With control of the upper chamber on the line, this year’s North Carolina Senate race has a gravitational pull all its own in the political world.

But while Democratic incumbent Kay Hagan and GOP candidate Thom Tillis—and a legion of outsiders—are locked in a pitched campaign, many political insiders in the Tar Heel State are looking ahead to 2016, when Republican Sen. Richard Burr’s seat will be on the ballot.

Rumors about Burr’s retirement are rampant, say North Carolina political consultants as well as congressional aides on the Hill. Burr himself has heard the same buzz. So is it true?

“No, no, no,” Burr said in an interview. Asked whether he’s running in 2016, he nodded.

“Oh yeah. I’m planning on it,” he said.[…]

Now THAT flies in the face of some really good information I’ve been getting out of Burr’s home county of Forsyth. I have a really good source there — on a first-name basis with Richard and Brooke — who has been telling me, as late as Labor Day weekend, that you could put it in the bank that Burr was not going to run again. My source cited (1) fatigue with the Beltway life, and (2) the retirement of Burr’s good buddy, Georgia senator Saxby Chambliss, as the motivating factors.

My Forsyth source has been so on-the-money with so much other political information.
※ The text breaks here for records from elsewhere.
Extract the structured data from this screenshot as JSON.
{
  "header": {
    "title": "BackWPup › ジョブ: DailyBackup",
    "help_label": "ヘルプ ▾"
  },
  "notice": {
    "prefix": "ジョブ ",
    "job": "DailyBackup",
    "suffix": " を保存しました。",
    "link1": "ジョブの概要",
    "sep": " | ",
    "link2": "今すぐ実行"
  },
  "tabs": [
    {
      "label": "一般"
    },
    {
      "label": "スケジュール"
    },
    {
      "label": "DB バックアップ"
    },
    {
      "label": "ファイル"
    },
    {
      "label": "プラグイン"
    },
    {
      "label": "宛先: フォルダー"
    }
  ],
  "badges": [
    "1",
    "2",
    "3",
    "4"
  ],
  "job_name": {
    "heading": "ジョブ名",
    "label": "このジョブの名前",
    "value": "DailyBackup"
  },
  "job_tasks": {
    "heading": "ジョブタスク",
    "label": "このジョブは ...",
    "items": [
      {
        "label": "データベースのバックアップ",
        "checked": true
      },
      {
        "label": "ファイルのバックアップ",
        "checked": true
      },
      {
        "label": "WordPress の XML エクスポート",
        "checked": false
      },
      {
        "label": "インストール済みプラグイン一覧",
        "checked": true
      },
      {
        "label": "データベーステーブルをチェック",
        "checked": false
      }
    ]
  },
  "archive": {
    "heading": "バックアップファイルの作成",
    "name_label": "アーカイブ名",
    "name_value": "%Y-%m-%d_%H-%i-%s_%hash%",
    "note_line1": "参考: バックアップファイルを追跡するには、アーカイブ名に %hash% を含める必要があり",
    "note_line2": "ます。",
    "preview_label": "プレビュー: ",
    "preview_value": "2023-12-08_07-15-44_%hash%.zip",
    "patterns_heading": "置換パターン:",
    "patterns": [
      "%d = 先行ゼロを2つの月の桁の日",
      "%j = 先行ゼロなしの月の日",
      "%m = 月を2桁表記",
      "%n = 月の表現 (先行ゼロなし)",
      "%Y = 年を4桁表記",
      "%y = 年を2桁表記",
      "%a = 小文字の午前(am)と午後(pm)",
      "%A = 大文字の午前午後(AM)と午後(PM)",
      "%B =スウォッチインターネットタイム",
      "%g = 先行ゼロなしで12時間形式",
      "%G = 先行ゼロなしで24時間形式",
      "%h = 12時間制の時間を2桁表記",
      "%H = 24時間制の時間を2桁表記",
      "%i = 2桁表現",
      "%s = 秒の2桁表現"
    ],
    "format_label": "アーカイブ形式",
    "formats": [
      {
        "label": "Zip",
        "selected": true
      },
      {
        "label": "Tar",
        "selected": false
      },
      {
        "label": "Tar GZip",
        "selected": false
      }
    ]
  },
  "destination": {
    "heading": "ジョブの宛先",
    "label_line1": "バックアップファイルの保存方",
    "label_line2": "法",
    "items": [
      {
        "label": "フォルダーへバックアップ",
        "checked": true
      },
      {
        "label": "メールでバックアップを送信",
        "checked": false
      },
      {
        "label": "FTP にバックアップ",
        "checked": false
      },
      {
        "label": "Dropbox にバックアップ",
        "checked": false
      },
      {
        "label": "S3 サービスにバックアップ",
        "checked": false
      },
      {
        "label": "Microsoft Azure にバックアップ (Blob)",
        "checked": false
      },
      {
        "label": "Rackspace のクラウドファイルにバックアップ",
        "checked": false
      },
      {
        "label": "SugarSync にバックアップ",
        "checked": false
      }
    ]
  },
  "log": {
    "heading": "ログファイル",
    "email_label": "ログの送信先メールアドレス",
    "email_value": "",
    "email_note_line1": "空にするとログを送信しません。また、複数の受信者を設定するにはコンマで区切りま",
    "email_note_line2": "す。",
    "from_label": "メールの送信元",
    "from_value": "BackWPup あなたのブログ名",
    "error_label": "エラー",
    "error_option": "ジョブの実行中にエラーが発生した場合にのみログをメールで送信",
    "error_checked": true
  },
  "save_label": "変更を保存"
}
It would be hard to believe that this source could either (1) purposely mislead me, or (2) get things so terribly wrong.

Perhaps Burr has recently been talked into hanging around for six more.  Perhaps there is some anxiety within the Beltway about Kay Hagan possibly surviving 2014. If those fears come to fruition, keeping Burr in place would be a heck of an insurance policy for DC GOP powerbrokers.  The leading contenders to replace Burr, on the GOP side, are two incumbent congressmen.  If Burr left, that would be THREE open seats for the GOP to defend in North Carolina during a presidential election year.

We’ll wait and see what happens when it comes down to put-up-or-shut-up time for 2016.